🤖 AI Summary
Testing vision deep neural networks (DNNs) in safety-critical systems is hindered by the absence of ground-truth labels for real-world inputs. Method: This paper proposes the first ground-truth-free, simulation-driven testing framework. It employs a generative adversarial network (GAN) to enhance synthetic image fidelity and introduces a multi-objective fitness function integrating transformation consistency, noise robustness, surprise adequacy, and Bayesian uncertainty estimation to autonomously guide test input generation. Contribution/Results: To our knowledge, this is the first approach achieving high-fidelity simulation input generation and efficient defect triggering without ground-truth supervision. Experiments show that transformation-consistency–driven fitness significantly outperforms ground-truth–dependent methods across test coverage, defect detection, and retraining gain. DNNs retrained using guided test inputs achieve up to 12.7% accuracy improvement. The study further validates the feasibility of lightweight GANs as cost-effective alternatives to computationally expensive simulators such as diffusion models or large language models.
📝 Abstract
The generation of synthetic inputs via simulators driven by search algorithms is essential for cost-effective testing of Deep Neural Network (DNN) components for safety-critical systems. However, in many applications, simulators are unable to produce the ground-truth data needed for automated test oracles and to guide the search process. To tackle this issue, we propose an approach for the generation of inputs for computer vision DNNs that integrates a generative network to ensure simulator fidelity and employs heuristic-based search fitnesses that leverage transformation consistency, noise resistance, surprise adequacy, and uncertainty estimation. We compare the performance of our fitnesses with that of a traditional fitness function leveraging ground truth; further, we assess how the integration of a GAN not leveraging the ground truth impacts on test and retraining effectiveness.
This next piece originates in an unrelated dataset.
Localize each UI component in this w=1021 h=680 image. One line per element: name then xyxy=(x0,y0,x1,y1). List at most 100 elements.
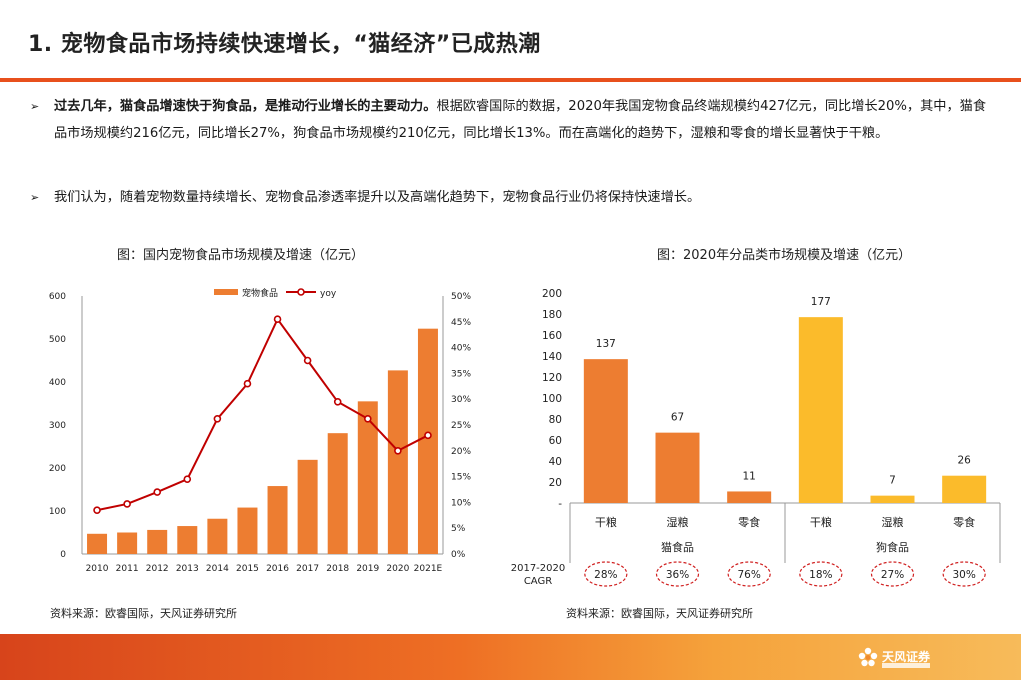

Our results suggest that leveraging transformation consistency is the best option to generate inputs for both DNN testing and retraining; it maximizes input diversity, spots the inputs leading to worse DNN performance, and leads to best DNN performance after retraining. Besides enabling simulator-based testing in the absence of ground truth, our findings pave the way for testing solutions that replace costly simulators with diffusion and large language models, which might be more affordable than simulators, but cannot generate ground-truth data.